EFTA free trade agreements - EFTA must stop pushing for patents on life in developing countries
26 June 2003
Governments of the EFTA-States keep saying that the WTO Agreement on Trade Related Aspects of Intellectual Property Rights (TRIPS) does not require developing countries to patent plants and animals and that it leaves them a lot of flexibility with respect to the protection of plant varieties. However, at the same time EFTA is concluding bilateral trade agreements which require developing countries to facilitate the patenting of life and limit farmers’ rights. These “TRIPS-plus” provisions in EFTA free trade agreements will for example restrict the farmers’ right to freely exchange seeds. As a consequence the farmers will more and more often have to pay fees to the big transnational seed corporations.
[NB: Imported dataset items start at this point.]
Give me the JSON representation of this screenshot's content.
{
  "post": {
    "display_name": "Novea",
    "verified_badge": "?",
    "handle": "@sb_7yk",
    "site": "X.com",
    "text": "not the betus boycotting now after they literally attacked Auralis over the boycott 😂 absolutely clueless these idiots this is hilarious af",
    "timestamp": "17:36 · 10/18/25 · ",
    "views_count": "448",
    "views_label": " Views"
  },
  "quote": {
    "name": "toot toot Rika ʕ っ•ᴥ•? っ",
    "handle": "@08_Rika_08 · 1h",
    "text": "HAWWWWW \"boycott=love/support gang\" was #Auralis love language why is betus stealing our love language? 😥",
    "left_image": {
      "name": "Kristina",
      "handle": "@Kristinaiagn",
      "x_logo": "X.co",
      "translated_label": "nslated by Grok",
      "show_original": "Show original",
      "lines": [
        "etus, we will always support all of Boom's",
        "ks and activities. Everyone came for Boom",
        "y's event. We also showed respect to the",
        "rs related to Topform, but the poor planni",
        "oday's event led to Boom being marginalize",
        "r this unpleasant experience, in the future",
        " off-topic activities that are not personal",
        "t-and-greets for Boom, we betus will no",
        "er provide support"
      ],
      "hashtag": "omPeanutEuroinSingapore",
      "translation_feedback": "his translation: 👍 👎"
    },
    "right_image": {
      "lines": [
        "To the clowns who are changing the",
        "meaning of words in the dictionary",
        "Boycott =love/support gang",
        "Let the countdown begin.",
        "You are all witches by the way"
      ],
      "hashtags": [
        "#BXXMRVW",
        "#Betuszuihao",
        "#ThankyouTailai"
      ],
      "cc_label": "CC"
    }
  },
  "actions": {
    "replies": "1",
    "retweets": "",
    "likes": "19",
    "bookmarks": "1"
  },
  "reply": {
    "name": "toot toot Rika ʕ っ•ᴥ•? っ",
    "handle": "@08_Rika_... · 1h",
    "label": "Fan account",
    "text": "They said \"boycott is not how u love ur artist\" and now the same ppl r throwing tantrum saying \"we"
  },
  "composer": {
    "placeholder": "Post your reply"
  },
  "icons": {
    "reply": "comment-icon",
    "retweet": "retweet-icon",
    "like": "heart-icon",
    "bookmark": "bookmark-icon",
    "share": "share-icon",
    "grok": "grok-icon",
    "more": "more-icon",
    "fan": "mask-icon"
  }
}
The four NGOs believe that this policy is fundamentally wrong, as well as contradicting the development policies of the four EFTA-States. In an open letter to the EFTA Ministers meeting in Kristiansand they urge EFTA governments to immediately stop concluding such “TRIPS-plus” agreements with developing countries.
The agreement with Chile is the 5th free trade agreement EFTA-States have concluded with a developing country. They have already signed such treaties with Morocco (1997), the Palestinian Authority (1998), Mexico (2000) and Jordan (2001). All these agreements include “TRIPS-plus” provisions. Presently they are negotiating free trade agreements with Egypt, Lebanon, South Africa and Tunisia. The NGOs fear that also in these cases EFTA-States will put undue pressure on these countries to include provisions for patents on life, which they are not obliged to do by WTO rules.